Five Drills to Improve Your Feel for the Water and Body Balance
Try putting yourself in different situations to develop these two key areas of swimming
There’s one thing that no coach can teach but is talked about all the time: a swimmer’s feel for the water. It’s the same thing as a baseball pitcher’s “stuff” or a dancer’s grace. You know it when we see it, but it’s almost impossible to explain and even harder to teach.
Think about the sense of feel for a second. You know what your favorite pillow feels like, but now think about what words you would use to describe that to someone who has never seen that pillow before. You’re probably thinking about words such as soft, smooth, warm, squishy, comfortable, cotton, silk, etc. All great words but how does any combination of those words let that person know what you’re specifically talking about?
Feel cannot be described, and it cannot be coached through words. The closest thing a coach can do is to put a swimmer in different situations to try and experience it firsthand. It may take multiple attempts to get this (and not everyone will develop a good feel), but when it clicks the change is immediate and powerful.

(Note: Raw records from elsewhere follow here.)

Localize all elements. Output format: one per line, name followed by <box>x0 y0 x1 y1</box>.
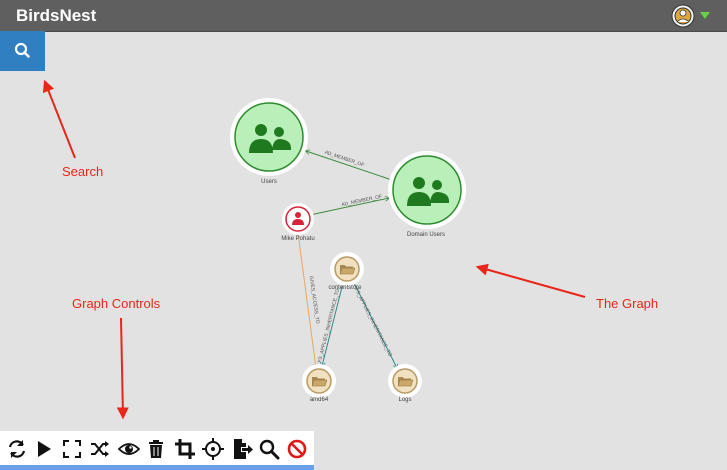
play-button[interactable] <box>33 438 55 460</box>
annotation-arrow-the-graph <box>475 263 586 298</box>
refresh-icon <box>8 440 26 458</box>
node-logs[interactable]: Logs <box>388 364 422 403</box>
trash-icon <box>149 440 163 458</box>
node-label: amd64 <box>310 397 329 403</box>
annotation-graph-controls: Graph Controls <box>72 296 161 311</box>
eye-icon <box>117 443 141 455</box>
find-button[interactable] <box>258 438 280 460</box>
annotation-the-graph: The Graph <box>596 296 659 311</box>
node-amd64[interactable]: amd64 <box>302 364 336 403</box>
edge-mike-domain[interactable]: AD_MEMBER_OF <box>309 194 389 216</box>
node-label: contentstore <box>328 285 362 291</box>
edge-mike-amd64[interactable]: GIVES_ACCESS_TO <box>297 232 320 368</box>
node-label: Users <box>261 179 277 185</box>
node-users[interactable]: Users <box>230 98 308 185</box>
graph-canvas[interactable]: AD_MEMBER_OF AD_MEMBER_OF GIVES_ACCESS_T… <box>0 0 727 470</box>
search-icon <box>259 439 280 460</box>
edge-contentstore-logs[interactable]: FS_APPLIES_INHERITANCE_TO <box>353 282 397 368</box>
play-icon <box>38 441 51 457</box>
graph-controls-toolbar <box>0 431 314 470</box>
fit-screen-button[interactable] <box>61 438 83 460</box>
shuffle-icon <box>91 441 109 457</box>
edge-contentstore-amd64[interactable]: FS_APPLIES_INHERITANCE_TO <box>317 282 344 366</box>
node-mike-pohatu[interactable]: Mike Pohatu <box>281 203 315 242</box>
no-entry-icon <box>287 439 307 459</box>
refresh-button[interactable] <box>6 438 28 460</box>
edge-label: FS_APPLIES_INHERITANCE_TO <box>317 288 341 363</box>
node-contentstore[interactable]: contentstore <box>328 252 364 291</box>
node-domain-users[interactable]: Domain Users <box>388 151 466 238</box>
export-button[interactable] <box>231 438 253 460</box>
delete-button[interactable] <box>145 438 167 460</box>
edge-label: FS_APPLIES_INHERITANCE_TO <box>353 287 393 357</box>
view-button[interactable] <box>117 438 141 460</box>
crosshair-icon <box>202 438 224 460</box>
annotation-arrow-graph-controls <box>116 317 129 420</box>
crop-button[interactable] <box>174 438 196 460</box>
node-label: Domain Users <box>407 232 445 238</box>
shuffle-button[interactable] <box>89 438 111 460</box>
node-label: Logs <box>398 397 411 403</box>
export-icon <box>234 439 253 459</box>
clear-button[interactable] <box>286 438 308 460</box>
annotation-arrow-search <box>42 79 76 159</box>
fit-screen-icon <box>63 440 81 458</box>
crop-icon <box>175 439 195 459</box>
node-label: Mike Pohatu <box>281 236 314 242</box>
annotation-search: Search <box>62 164 104 179</box>
center-button[interactable] <box>202 438 224 460</box>
edge-users-domain[interactable]: AD_MEMBER_OF <box>306 150 393 181</box>
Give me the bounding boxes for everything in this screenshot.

Here are five drills you can do to train your body to better feel the water. Most of them will feel extremely awkward, which is exactly the point.
With feel comes another important element of swimming fast: balance. You want your right side moving in the exact same manner as your left (as long as the technique is correct). Experienced swimmers can feel when they’re not balanced in the water.
Alternate Breathing Patterns
This drill is especially effective if you only breathe to one side on freestyle.
Do a few 25s freestyle breathing to your nondominant side. If you breathe every three strokes, try every two or four. Mix it up, and see where the imbalance lies.
You can also do a false breath—roll to your nondominant side as if you were about to take a breath, but do not take your face out of the water for air. You’ll gain the benefit of a more balanced body roll without throwing off your rhythm or tempo.
OK Drill
Make an “OK” sign with your thumb and pointer finger around a plastic golf ball with holes (golf training ball). When you initiate your pull with your other three fingers, be certain that they’re pointing toward the bottom of the pool. Start with the ball in your nondominant hand and then switch after a few 25s. Focus on how the water feels on those three fingers. If you’re pulling correctly, you should feel a connectivity from your fingers to the tendons in your forearms to the muscles around your shoulder blades.
One Fin and One Paddle
You can do this drill at a faster pace to mimic conditions you’d feel on race day.
Start with one paddle and both fins. When you improve your ability to feel the water, take off the fin that’s on the same side of your body that you have a paddle on (swim with a left paddle and right fin or right paddle and left fin). The propulsion from the downward phase of the kick with your finned foot (especially if it’s your dominant leg) will help you gain awareness of how your hand is entering with the paddle on your nondominant side. Alternate which hand you have a paddle on and perform this drill again.
Opposite-Foot Track Starts
With permission and supervision from a coach or lifeguard, step up on the blocks to work on your starts, but switch the position of your feet. If you normally have your left foot forward and your right foot back, switch them and try the start in this reverse manner. (Be careful not to lose your balance.) You’ll feel the difference immediately. Everything from going down to grab the block to the legs pushing off the block to how you enter the water and get into streamlined position will feel drastically different. We often think in terms of being right- or left-handed, but we for sure have right- or left-leg dominance as well. Be aware of this not only on the block but when pushing off the walls for turns and in kicking.
Swimming with Drag Shorts
Find an old pair of nylon soccer shorts and put them on for a few 50s after warm-up. The shorts will get you to feel drag in a much more pronounced manner. We wear tech suits to reduce how much drag we experience when racing, but feeling drag can be a very effective training tool in practice.
Final Thought
When doing these drills, try to feel the imbalance in your body, make mental notes, and do your best to correct. Whenever possible, have someone film you. This will always make analysis much easier. If a picture says a thousand words, then a video says much more.